Wednesday, May 03, 2006

What if we really can't do anything right....

Madman of Chu complicates things
The hard reality that Darfur points to is that waging a "war on terror" is pointless unless it is undertaken in tandem with a "war on genocide."
This is because "terrorists" is what governments who are undertaking genocide call those who oppose them. He goes on
The kind of resolve and audacity the Bush administration has shown in Iraq would serve well in Sudan and other places where genocide threatens global peace and stability. What the current situation requires is that the US follow the Clinton administration's policy of undertaking peace-enforcing actions in places (like Somalia, Kosovo) where no immediate US economic interests are at stake with the same tenacity and commitment the Bush administration has displayed in Iraq.
A few quibbles: Somalia was a GHWBush project originally, from which Clinton retreated (and subsequently failed to act in Rwanda). Kosovo presents a more complicated situation: we acted with resolve, but we did so at great cost and -- initially at least -- exacerbated the situation in a one-sided manner.

I'm struck by the juxtaposition of Andrew Meyer's argument with Shelby Steele's argument that "white guilt" (a truly broad term, as he uses it) has restrained our hands from accomplishing tasks of moral urgency.

I agree that settling questions in the Sudan is a matter of moral urgency; I'm not convinced that we can or should argue that George Bush's methods in Iraq were "OK but misdirected" in the face of the failure of those methods to actually solve anything.


Madman of Chu said...

Dear Ahistoricality,

Your criticism is quite valid.
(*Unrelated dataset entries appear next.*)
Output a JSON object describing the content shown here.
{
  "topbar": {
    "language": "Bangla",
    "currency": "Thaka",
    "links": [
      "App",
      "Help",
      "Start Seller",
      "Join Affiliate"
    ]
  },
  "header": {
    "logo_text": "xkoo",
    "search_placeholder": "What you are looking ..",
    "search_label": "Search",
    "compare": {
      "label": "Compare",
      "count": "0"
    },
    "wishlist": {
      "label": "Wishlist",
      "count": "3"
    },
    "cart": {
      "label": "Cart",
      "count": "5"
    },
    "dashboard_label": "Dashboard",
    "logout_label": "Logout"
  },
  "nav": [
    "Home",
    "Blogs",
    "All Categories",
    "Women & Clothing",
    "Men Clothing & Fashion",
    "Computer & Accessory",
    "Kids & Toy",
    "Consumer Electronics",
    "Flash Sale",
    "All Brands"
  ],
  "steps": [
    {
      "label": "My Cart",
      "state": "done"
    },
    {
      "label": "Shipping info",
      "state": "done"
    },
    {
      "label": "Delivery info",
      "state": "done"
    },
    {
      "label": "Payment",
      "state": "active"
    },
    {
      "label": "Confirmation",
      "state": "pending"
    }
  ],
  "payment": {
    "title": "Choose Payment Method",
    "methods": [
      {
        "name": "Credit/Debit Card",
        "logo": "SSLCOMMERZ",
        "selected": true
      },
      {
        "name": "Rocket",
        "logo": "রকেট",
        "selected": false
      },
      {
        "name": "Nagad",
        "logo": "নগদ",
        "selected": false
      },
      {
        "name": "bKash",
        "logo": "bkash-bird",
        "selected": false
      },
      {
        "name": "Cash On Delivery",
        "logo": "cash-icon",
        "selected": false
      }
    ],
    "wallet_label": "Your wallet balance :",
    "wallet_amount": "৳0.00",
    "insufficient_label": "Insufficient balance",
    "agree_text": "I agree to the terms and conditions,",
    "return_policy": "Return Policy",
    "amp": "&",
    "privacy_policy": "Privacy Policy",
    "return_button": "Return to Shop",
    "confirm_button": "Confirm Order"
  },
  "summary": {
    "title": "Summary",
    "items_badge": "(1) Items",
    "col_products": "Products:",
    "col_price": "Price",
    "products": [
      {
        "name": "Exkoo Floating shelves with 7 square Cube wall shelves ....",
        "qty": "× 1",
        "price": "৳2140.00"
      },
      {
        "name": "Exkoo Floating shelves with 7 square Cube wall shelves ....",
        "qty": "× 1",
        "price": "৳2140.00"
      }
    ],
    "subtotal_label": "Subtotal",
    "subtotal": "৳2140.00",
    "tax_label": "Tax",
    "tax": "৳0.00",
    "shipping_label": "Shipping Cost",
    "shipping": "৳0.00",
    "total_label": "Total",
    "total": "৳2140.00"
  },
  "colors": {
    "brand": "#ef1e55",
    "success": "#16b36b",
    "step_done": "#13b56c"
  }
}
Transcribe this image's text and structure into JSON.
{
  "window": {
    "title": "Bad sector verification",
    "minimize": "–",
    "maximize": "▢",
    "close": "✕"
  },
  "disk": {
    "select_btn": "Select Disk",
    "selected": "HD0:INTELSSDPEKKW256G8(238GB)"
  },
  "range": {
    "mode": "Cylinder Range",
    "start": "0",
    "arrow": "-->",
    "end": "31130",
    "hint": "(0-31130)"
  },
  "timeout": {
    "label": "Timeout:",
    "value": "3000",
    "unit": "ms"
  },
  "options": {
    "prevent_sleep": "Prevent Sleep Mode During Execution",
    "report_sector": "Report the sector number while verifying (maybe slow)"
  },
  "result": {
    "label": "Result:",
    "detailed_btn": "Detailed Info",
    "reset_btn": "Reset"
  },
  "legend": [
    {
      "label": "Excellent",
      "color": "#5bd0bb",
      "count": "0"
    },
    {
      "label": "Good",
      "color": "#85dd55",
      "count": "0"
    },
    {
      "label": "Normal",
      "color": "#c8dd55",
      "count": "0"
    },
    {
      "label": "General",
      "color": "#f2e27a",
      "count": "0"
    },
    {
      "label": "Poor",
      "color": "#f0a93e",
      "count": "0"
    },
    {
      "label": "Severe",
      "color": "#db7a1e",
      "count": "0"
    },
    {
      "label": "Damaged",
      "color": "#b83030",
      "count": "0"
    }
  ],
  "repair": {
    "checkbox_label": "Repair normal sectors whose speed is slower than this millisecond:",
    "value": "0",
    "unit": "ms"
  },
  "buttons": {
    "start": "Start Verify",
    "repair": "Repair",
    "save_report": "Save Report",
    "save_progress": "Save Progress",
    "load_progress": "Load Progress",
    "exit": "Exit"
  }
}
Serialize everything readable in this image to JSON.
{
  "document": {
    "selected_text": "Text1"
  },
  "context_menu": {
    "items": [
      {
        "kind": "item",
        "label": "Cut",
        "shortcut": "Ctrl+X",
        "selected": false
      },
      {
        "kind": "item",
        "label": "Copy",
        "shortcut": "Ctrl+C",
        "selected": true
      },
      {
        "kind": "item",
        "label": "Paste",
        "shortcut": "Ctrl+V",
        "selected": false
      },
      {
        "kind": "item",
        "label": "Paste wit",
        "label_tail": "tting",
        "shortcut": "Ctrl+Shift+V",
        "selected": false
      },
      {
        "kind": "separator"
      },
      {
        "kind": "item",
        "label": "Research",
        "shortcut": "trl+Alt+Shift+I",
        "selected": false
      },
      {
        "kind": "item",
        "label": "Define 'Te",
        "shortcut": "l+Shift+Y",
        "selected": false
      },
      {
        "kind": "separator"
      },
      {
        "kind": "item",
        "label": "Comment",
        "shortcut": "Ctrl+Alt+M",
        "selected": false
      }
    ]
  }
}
I didn't mean to endorse any of W's specific *methods* as much as the resolve with which he has carried through on a policy I deemed flawed at the outset. I would agree with John Kerry that Iraq is "the wrong war in the wrong place at the wrong time." My somewhat wishful plea is that we show the same kind of resolve in the right place at the right time (e.g. Darfur). Somalia and Haiti were also the right time and place for military action (and Rwanda, tragically, would have been as well), I agree with you that where the Clinton administration failed badly is in retreating before real good was done. Part of what the Clinton administration was up against was Americans' natural reluctance to engage in overseas military ventures where direct economic interests are not at stake. 9/11 created a new climate in which the American public was willing to support a much more proactive internationalist foreign policy. Bush has unfortunately squandered that political will on a mission the benefits of which are not likely to justify the cost. My hope is that we can still retreat from the Bush administration's cripplingly counterproductive policy of regime change and yet continue to be proactive and engaged in world affairs. My sense is that the US *can* use its military and political power overseas to effect positive change, it just needs to be much, much less ambitious than the Bush amdministration has been in setting strategic goals. Creating democracy where it has never existed before is beyond the scope of even a superpower, but halting genocide is not, and would be a good start toward a better world order.

Ahistoricality said...

Thanks for your substantive comments. I think that we have a fundamental problem: we do approve of Bush's methods, but not his execution or target selection.

I'm not sure, for example, that you can "halt genocide" (which, as you accurately point out, is usually a government-sponsored project) without "regime change" being one of the fundamental effects, of not goals, of action.

Ironically, perhaps, I don't want to get into a rehash of former failures and mixed successes -- this is one of those cases where each case is sufficiently unique that no realy analytical conclusions can come of it.

As much as I'd like to see the next two years be productive ones for the US and the world, I fear that we might need to work towards "regime change" here (peacefully, of course) before we can resolve these issues.